So I sought out spiritual direction, and the concept of this was not unfamiliar to me. I had heard of and received this kind of direction in the past. However, this time I needed it. God had smacked me with the kind of humility necessary to realize that I could not even wake up in the morning without his help and grace. And as difficult as this suffering phase of my life had been, I was grateful for it. I was grateful to need Him so desperately.
So I am committing, with the direction of spiritual advisory. I am committing to prayer. Everyday. Because, right now, I need You to do anything. I can't anymore. I have finally run myself down, thinking I am capable of so much. Thinking that I can just control everything into being perfect/right. And I have seen with my own eyes how weak I truely am. Our feet are made of clay. And I am devoting myself to prayer. I am devoted to praying everyday, to see the Lord in scripture and find Him in the place that he waits for me. That through scripture, repetition and examination of my conscience I can truly begin the soul healing that the Lord is desiring for my heart.

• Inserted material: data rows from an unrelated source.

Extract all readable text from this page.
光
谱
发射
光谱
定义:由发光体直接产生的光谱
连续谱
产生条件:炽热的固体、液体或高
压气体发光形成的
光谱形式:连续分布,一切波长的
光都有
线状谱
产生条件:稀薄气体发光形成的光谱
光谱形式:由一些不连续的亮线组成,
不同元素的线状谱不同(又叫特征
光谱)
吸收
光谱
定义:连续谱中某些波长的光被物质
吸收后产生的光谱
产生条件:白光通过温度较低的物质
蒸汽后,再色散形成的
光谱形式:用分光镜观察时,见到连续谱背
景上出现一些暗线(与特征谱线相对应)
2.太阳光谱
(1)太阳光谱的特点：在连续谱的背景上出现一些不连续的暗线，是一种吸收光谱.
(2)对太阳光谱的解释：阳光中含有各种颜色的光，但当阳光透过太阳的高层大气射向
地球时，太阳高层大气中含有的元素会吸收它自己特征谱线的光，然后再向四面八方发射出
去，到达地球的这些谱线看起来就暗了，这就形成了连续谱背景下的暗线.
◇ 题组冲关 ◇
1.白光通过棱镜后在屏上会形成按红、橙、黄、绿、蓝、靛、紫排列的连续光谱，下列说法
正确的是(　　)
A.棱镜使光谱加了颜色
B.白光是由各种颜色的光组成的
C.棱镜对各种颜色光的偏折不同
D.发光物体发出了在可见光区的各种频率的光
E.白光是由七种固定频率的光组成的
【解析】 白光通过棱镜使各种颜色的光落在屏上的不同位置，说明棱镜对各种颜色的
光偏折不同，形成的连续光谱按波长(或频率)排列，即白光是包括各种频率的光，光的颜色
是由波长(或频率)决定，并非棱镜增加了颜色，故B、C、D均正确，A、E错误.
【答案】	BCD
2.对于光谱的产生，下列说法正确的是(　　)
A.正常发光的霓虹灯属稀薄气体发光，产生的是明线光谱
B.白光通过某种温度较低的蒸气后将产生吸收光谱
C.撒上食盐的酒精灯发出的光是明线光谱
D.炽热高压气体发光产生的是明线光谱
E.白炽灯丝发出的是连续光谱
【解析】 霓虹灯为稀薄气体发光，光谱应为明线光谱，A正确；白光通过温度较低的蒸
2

Lord take over my life and make me whole. I want to be Yours and Yours alone. I give you my children, my husband, my family, my job, my life, my home, my joys, my sorrows, my passions, my strengths, my weaknesses, my friends, and my enemies. I give it all to You Jesus. I surrender. And I commit to waking up everyday as Your servant. Lord Jesus, help me in the call that You have for me, that I may serve You well. And that everyday, regardless of joy or struggle my goal and purpose is to serve You and Your Holy Will for my life and for the whole world. Jesus, my feet are made of clay. Please give me the grace to persist in this devotion. Because temptation will arise from the enemy to distract me from Your dwelling place. Make me strong Jesus. And give me a heart like Yours to serve You and You alone. Help me to seek You in prayer everyday and may it become for me the very air that I breathe. So that not a moment of my life may come without the mention of Your name. Jesus, I trust in You. Jesus, help me surrender all to You. Jesus, make me whole.